AI Inference at LUMI AI Factory¶
The LUMI AI Factory will provide different inference service options for users to experiment with AI inference, catering to different needs.
Aitta Inference Service¶
The Aitta inference service provides a collection of pre-selected models running in instances running on LUMI-G. Model instances are shared between users, which keeps individual costs low and often ensures that popular models are already loaded and ready for immediate use.
The Aitta service frontpage is available at aitta.csc.fi and detailed usage instructions can be found in the Aitta User Guide.
Self-hosted Inference Servers¶
You can also run your own inference server like vLLM, which is available in the LUMI AI Factory AI Software Enviroment, or similar. This gives you full control over the inference server and the ability to perform inference with any model you desire. It also ensures that you have the server for yourself and no other user has access to it, giving you sole access to the compute power of the reserved GPUs (e.g. for processing large batches of data at once).

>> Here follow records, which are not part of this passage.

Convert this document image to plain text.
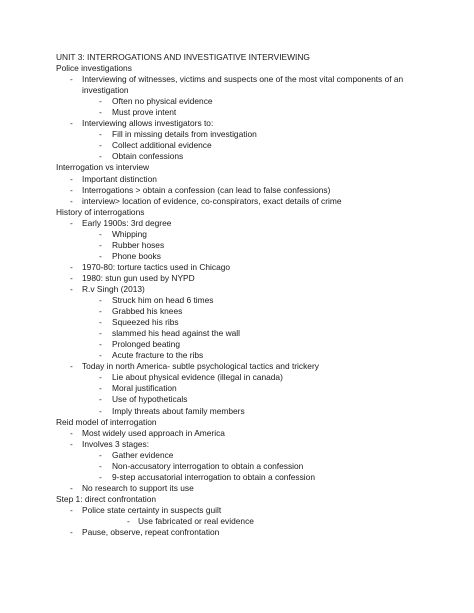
UNIT 3: INTERROGATIONS AND INVESTIGATIVE INTERVIEWING
Police investigations
-	Interviewing of witnesses, victims and suspects one of the most vital components of an investigation
-	Often no physical evidence
-	Must prove intent
-	Interviewing allows investigators to:
-	Fill in missing details from investigation
-	Collect additional evidence
-	Obtain confessions
Interrogation vs interview
-	Important distinction
-	Interrogations > obtain a confession (can lead to false confessions)
-	interview> location of evidence, co-conspirators, exact details of crime
History of interrogations
-	Early 1900s: 3rd degree
-	Whipping
-	Rubber hoses
-	Phone books
-	1970-80: torture tactics used in Chicago
-	1980: stun gun used by NYPD
-	R.v Singh (2013)
-	Struck him on head 6 times
-	Grabbed his knees
-	Squeezed his ribs
-	slammed his head against the wall
-	Prolonged beating
-	Acute fracture to the ribs
-	Today in north America- subtle psychological tactics and trickery
-	Lie about physical evidence (illegal in canada)
-	Moral justification
-	Use of hypotheticals
-	Imply threats about family members
Reid model of interrogation
-	Most widely used approach in America
-	Involves 3 stages:
-	Gather evidence
-	Non-accusatory interrogation to obtain a confession
-	9-step accusatorial interrogation to obtain a confession
-	No research to support its use
Step 1: direct confrontation
-	Police state certainty in suspects guilt
- Use fabricated or real evidence
-	Pause, observe, repeat confrontation
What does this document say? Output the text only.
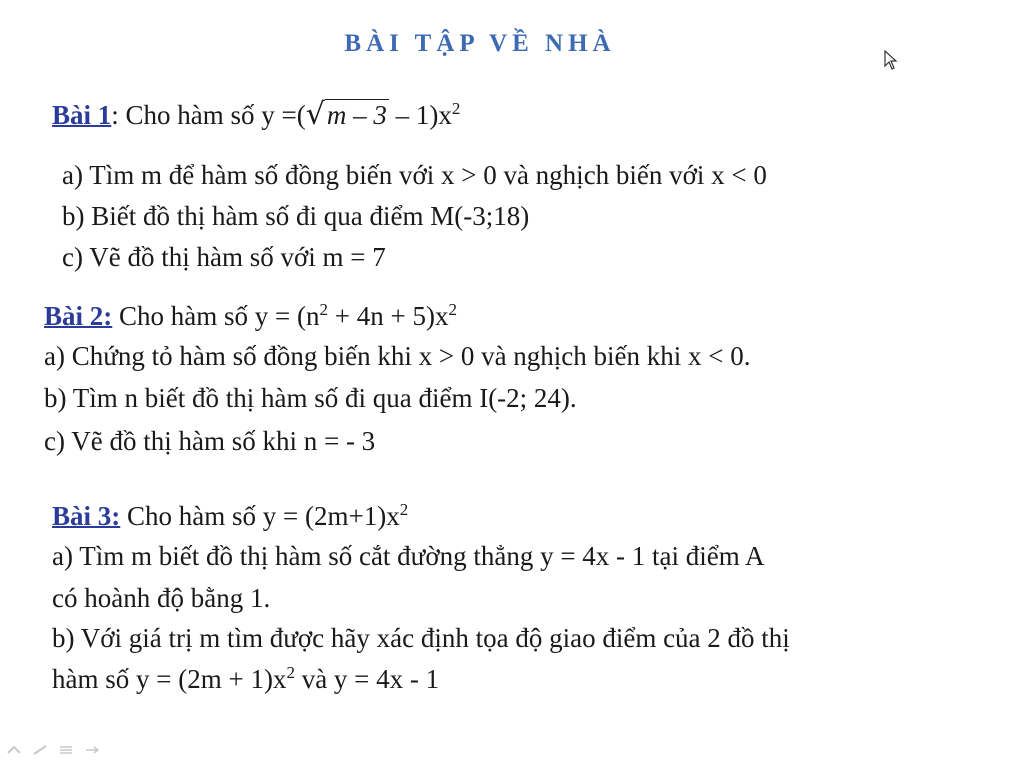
BÀI TẬP VỀ NHÀ
Bài 1: Cho hàm số $y =(√m - 3 - 1)x^2$
a) Tìm m để hàm số đồng biến với x > 0 và nghịch biến với x < 0
b) Biết đồ thị hàm số đi qua điểm M(-3;18)
c) Vẽ đồ thị hàm số với m = 7
Bài 2: Cho hàm số $y = (n^2 + 4n + 5)x^2$
a) Chứng tỏ hàm số đồng biến khi x > 0 và nghịch biến khi x < 0.
b) Tìm n biết đồ thị hàm số đi qua điểm I(-2; 24).
c) Vẽ đồ thị hàm số khi n = - 3
Bài 3: Cho hàm số $y = (2m+1)x^2$
a) Tìm m biết đồ thị hàm số cắt đường thẳng y = 4x - 1 tại điểm A
có hoành độ bằng 1.
b) Với giá trị m tìm được hãy xác định tọa độ giao điểm của 2 đồ thị
hàm số $y = (2m + 1)x^2$ và y = 4x - 1
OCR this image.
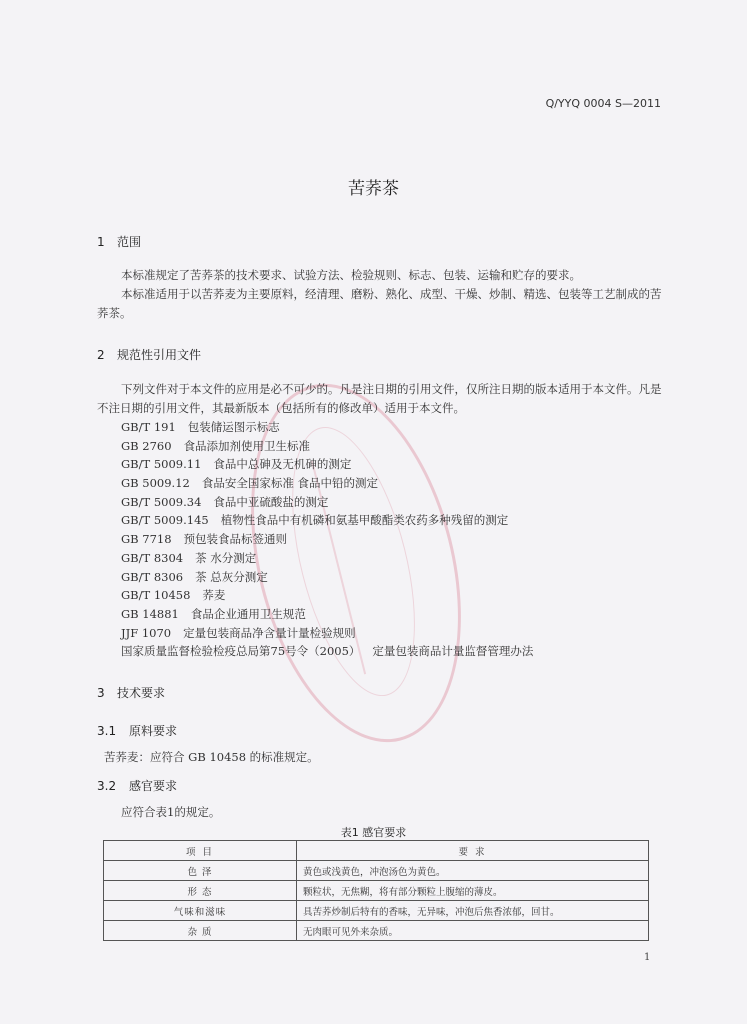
Q/YYQ 0004 S—2011
苦荞茶
1 范围
本标准规定了苦荞茶的技术要求、试验方法、检验规则、标志、包装、运输和贮存的要求。
本标准适用于以苦荞麦为主要原料，经清理、磨粉、熟化、成型、干燥、炒制、精选、包装等工艺制成的苦荞茶。
2 规范性引用文件
下列文件对于本文件的应用是必不可少的。凡是注日期的引用文件，仅所注日期的版本适用于本文件。凡是不注日期的引用文件，其最新版本（包括所有的修改单）适用于本文件。
GB/T 191 包装储运图示标志
GB 2760 食品添加剂使用卫生标准
GB/T 5009.11 食品中总砷及无机砷的测定
GB 5009.12 食品安全国家标准 食品中铅的测定
GB/T 5009.34 食品中亚硫酸盐的测定
GB/T 5009.145 植物性食品中有机磷和氨基甲酸酯类农药多种残留的测定
GB 7718 预包装食品标签通则
GB/T 8304 茶 水分测定
GB/T 8306 茶 总灰分测定
GB/T 10458 荞麦
GB 14881 食品企业通用卫生规范
JJF 1070 定量包装商品净含量计量检验规则
国家质量监督检验检疫总局第75号令（2005） 定量包装商品计量监督管理办法
3 技术要求
3.1 原料要求
苦荞麦：应符合 GB 10458 的标准规定。
3.2 感官要求
应符合表1的规定。
表1 感官要求
项 目	要 求
色 泽	黄色或浅黄色，冲泡汤色为黄色。
形 态	颗粒状，无焦糊，将有部分颗粒上腹缩的薄皮。
气味和滋味	具苦荞炒制后特有的香味，无异味，冲泡后焦香浓郁，回甘。
杂 质	无肉眼可见外来杂质。
1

However, it also has a few drawbacks:
- you are billed in GPU-hours the entire time your inference server is running, even if you are sending requests only infrequently and the model is mostly idle,
- the inference service will not be accessible to connections from outside the LUMI supercomputer, so your app development will have to take place within the system, and
- setting up the server instance and finding the optimal configuration is up to you.
A more detailed guide for running your own vLLM instance on LUMI is available in Chapter 10 of the LUMI AI Guide.